Нет, никакого склероза у него нет, просто дочь так часто меняет место работы, что запомнить невозможно. Мыкается то туда, то сюда. А ведь он ей говорил – нечего так рано замуж выходить, учиться надо! А она выскочила, не послушала его. А через два года вернулась с дитём и полупустым чемоданом. Эх, вот если бы Тоня была жива, она бы вразумила дочь, а его она совсем не слушает.
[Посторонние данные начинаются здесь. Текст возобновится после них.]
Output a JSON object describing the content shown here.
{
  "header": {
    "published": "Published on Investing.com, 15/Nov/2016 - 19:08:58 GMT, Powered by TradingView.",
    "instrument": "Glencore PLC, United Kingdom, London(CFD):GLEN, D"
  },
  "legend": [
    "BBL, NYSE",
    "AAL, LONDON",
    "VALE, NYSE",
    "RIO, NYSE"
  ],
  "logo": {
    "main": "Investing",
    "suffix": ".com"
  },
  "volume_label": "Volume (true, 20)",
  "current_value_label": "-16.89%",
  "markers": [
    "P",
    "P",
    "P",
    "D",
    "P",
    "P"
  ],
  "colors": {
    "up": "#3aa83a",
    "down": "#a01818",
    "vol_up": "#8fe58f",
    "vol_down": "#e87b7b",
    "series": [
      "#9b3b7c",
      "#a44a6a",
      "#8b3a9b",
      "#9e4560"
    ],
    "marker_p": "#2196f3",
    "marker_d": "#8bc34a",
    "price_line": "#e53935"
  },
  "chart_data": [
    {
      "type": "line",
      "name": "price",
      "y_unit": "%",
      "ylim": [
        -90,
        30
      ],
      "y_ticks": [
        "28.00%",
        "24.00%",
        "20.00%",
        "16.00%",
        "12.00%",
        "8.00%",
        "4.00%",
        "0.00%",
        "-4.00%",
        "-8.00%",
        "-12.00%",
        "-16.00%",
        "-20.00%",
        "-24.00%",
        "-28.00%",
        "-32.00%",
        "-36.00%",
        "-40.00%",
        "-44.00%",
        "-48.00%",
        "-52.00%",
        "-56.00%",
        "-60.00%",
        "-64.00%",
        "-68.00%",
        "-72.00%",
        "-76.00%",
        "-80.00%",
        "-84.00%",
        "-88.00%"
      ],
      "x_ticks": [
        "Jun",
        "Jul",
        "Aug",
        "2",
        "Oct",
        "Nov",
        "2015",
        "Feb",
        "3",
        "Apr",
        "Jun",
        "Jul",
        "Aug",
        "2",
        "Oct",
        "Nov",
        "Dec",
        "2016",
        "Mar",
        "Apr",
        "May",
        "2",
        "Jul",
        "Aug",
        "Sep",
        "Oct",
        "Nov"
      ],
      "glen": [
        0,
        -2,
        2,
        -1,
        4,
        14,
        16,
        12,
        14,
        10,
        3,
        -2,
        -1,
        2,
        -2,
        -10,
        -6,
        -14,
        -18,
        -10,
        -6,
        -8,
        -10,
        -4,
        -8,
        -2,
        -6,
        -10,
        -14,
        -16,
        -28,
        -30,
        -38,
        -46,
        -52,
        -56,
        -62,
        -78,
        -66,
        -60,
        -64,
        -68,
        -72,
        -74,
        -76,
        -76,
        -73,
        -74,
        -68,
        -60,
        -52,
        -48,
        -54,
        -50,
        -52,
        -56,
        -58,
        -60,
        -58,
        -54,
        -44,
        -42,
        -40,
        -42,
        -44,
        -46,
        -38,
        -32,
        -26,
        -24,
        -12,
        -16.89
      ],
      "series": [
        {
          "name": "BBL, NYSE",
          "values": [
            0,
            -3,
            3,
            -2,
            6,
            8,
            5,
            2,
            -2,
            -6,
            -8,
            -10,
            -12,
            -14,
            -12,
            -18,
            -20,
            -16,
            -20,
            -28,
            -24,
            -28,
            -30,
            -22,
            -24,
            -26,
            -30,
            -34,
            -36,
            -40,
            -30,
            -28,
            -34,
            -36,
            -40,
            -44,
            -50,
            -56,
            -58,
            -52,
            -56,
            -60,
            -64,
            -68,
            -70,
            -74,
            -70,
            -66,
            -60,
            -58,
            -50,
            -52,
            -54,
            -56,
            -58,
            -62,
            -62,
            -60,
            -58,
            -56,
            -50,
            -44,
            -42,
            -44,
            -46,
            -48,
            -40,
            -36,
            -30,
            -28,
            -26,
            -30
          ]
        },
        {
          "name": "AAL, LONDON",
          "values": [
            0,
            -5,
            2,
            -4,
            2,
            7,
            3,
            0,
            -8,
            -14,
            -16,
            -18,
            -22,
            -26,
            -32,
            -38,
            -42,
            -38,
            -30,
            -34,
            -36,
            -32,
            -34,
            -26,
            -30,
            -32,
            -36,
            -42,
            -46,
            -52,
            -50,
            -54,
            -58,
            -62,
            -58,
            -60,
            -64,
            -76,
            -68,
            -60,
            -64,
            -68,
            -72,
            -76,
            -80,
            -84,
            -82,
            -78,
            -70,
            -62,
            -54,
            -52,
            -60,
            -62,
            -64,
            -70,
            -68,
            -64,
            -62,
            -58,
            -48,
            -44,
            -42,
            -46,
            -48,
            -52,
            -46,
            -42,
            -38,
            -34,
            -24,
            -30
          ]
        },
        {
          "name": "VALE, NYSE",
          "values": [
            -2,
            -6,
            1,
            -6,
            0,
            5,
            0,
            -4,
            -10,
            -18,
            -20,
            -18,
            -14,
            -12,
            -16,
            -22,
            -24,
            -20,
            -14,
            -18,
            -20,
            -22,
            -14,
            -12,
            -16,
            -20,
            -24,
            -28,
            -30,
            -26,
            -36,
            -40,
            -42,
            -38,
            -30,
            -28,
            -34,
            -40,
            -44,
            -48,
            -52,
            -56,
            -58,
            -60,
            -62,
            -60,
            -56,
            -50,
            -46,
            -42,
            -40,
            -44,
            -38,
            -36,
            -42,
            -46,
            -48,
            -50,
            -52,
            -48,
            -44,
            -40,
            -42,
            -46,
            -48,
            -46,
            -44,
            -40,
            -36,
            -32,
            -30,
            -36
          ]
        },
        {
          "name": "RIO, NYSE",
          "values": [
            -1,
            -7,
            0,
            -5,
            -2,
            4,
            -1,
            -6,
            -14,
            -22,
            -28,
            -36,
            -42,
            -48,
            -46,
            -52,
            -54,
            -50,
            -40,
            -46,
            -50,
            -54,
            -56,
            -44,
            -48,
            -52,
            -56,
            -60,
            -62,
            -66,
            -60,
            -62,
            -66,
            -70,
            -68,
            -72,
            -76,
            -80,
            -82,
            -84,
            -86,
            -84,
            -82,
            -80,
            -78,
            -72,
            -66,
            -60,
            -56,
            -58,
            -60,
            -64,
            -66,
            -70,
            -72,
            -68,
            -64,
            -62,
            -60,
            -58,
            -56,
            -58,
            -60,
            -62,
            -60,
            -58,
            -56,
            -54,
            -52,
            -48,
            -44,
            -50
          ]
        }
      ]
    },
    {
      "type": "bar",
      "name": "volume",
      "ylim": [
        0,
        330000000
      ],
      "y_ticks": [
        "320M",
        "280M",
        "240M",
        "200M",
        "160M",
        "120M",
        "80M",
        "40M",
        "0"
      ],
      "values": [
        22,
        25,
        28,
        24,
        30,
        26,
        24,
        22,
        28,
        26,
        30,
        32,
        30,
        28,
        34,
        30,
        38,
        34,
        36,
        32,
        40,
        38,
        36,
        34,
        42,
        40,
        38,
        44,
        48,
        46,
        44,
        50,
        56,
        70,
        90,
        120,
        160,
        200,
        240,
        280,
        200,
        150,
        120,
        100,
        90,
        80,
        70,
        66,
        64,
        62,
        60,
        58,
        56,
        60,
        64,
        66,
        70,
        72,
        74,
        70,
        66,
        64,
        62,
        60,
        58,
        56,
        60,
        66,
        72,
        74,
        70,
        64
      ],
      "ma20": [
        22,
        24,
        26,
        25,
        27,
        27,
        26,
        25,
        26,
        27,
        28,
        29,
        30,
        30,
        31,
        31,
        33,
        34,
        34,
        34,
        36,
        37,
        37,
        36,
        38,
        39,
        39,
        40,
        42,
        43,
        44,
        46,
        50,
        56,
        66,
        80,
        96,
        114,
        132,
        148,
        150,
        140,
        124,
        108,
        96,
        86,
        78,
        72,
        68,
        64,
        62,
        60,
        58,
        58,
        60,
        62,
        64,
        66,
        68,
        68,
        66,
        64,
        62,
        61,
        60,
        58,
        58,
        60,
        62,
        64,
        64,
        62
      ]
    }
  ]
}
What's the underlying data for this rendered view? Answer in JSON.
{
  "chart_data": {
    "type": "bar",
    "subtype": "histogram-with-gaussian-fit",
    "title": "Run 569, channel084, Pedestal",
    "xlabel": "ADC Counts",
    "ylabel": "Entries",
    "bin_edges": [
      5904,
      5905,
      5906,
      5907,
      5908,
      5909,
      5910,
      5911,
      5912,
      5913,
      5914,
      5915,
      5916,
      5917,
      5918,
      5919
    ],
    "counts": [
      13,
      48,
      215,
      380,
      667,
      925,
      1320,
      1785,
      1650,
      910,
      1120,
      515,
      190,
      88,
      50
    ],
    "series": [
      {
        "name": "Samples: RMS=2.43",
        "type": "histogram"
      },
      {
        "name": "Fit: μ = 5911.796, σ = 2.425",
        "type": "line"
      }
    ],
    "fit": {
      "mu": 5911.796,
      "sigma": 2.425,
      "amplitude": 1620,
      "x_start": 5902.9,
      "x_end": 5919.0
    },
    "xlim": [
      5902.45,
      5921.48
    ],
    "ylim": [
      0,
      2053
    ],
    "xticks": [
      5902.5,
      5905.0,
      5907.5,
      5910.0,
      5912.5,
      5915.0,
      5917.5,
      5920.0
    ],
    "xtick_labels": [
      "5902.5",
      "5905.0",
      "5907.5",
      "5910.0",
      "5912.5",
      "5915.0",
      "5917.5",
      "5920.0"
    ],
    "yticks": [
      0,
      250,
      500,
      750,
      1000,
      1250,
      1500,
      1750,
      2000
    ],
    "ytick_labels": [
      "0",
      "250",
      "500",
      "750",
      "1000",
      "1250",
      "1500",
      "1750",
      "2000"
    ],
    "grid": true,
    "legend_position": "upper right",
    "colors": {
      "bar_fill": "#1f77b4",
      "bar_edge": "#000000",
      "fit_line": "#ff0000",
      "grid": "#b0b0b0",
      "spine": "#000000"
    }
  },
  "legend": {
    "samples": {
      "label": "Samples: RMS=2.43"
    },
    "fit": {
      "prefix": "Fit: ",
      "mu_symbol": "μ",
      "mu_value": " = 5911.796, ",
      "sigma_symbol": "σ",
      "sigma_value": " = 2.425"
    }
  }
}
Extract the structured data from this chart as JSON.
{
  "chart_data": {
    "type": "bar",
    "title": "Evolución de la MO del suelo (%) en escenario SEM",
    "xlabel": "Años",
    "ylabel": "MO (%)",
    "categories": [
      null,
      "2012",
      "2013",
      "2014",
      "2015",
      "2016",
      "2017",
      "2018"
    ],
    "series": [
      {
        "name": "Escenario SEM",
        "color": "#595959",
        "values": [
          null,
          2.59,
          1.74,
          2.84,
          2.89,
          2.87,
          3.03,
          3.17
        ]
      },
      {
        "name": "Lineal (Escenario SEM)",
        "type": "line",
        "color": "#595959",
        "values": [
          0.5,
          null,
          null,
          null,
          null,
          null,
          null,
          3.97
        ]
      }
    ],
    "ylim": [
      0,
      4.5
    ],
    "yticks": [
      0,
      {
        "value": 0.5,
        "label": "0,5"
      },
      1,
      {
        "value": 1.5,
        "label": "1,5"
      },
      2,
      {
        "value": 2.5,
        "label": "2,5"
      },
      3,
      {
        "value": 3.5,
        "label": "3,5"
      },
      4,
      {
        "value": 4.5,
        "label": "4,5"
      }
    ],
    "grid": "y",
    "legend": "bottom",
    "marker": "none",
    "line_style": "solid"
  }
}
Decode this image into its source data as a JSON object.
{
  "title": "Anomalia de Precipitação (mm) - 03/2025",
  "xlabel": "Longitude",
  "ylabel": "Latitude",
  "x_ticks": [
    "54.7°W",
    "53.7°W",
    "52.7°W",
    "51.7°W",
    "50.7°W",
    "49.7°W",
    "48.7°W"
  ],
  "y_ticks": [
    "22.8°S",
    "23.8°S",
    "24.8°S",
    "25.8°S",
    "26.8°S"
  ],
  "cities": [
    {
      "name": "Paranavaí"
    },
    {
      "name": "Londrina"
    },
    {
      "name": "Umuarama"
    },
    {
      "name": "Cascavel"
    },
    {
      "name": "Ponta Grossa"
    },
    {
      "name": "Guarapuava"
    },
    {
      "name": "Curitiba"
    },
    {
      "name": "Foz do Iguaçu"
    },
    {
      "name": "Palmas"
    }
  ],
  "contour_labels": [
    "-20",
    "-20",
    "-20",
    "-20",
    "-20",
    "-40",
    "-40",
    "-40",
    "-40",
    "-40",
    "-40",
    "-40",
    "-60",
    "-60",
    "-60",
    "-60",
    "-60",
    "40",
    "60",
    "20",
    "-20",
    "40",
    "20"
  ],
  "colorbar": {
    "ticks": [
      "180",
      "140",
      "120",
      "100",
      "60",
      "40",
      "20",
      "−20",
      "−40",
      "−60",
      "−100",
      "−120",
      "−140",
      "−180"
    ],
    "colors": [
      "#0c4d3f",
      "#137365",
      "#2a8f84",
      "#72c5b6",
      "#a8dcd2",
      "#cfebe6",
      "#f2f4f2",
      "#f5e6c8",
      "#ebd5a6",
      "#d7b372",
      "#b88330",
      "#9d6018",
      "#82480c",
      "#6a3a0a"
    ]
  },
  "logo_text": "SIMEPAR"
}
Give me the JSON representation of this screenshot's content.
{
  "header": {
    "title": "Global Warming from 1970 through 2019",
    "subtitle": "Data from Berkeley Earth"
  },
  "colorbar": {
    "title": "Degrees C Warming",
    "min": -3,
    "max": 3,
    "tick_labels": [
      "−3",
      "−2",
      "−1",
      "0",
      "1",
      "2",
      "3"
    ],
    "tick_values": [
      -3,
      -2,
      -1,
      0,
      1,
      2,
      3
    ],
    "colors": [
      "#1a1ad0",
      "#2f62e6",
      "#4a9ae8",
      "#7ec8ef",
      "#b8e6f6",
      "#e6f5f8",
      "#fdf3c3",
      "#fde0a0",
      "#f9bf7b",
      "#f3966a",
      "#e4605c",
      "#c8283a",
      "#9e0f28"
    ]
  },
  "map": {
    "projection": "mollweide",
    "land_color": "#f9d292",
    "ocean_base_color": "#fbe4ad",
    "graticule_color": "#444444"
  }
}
— Я же говорила тебе, – обижается Юля. – Днем собираю игрушки, а вечером разношу газеты.

— Ну да, ну да…

Дочь уходит, и он звонит участковому – тот хороший парень, они уже общались . Капитан Зырянов выслушивает его внимательно и обещает разобраться: записывает номер машины, уточняет марку и цвет, день и место встречи, точное время. Знает свое дело, в общем. Несколько дней он ждет звонка – караулит у телефона, чтобы дочь ни о чем не догадалась, но даже внучка, молчаливая Ева, замечает его дежурство и задаёт неудобные вопросы. Еве скоро десять лет, и он прекрасно помнит, что Юля в ее возрасте уже пироги пекла и по дому вовсю Тоне помогала, а эта только сидит в наушниках за своим компьютером и есть чипсы.

— Я сегодня буду позже, хочу заехать в питомник, – сообщает Юля.

— Что? – не понимает он.

— Папа, ну я же тебе говорила – щенка хочу купить, Еве на день рождения. Будет гулять, хоть немного оторвется от своего компьютера.

— Какого щенка?

— Лабрадора, папа! Ты меня совсем не слушаешь, да?

— Почему же слушаю, – он нервно поглядывает на телефон. – Тебе не пора выгуливать собак, кстати?

Юля вздыхает.

— Папа, я больше там не работаю – платят мало, а чужая собака это все же не своя, не особо приятно убирать за ней. Я же, говорила, что днем…

Тут звонок прерывает ее, и Юля хватает трубку своими цепкими пальцами. Слушает, отвечает то «да», то «нет», хмурится. Когда кладет трубку, говорит:

— Ты опять?

— Что? – не понимает он.

— Папа, Миша погиб! И ты прекрасно это знаешь. Мы же уже проходили подобное – сначала был тот, в телевизоре, потом на фотографии у тети Марины и вот теперь…

— Юля, ты не понимаешь – это точно Миша!

От отчаянья он так стискивает колеса коляски пальцами, что хрустят суставы – неужели капитан Зырянов послушал ее и не будет проверять?

Дочь подходит, гладит его по щеке.

— Папа, ты не виноват, что вы попали в аварию. Это нелепая случайность, правда…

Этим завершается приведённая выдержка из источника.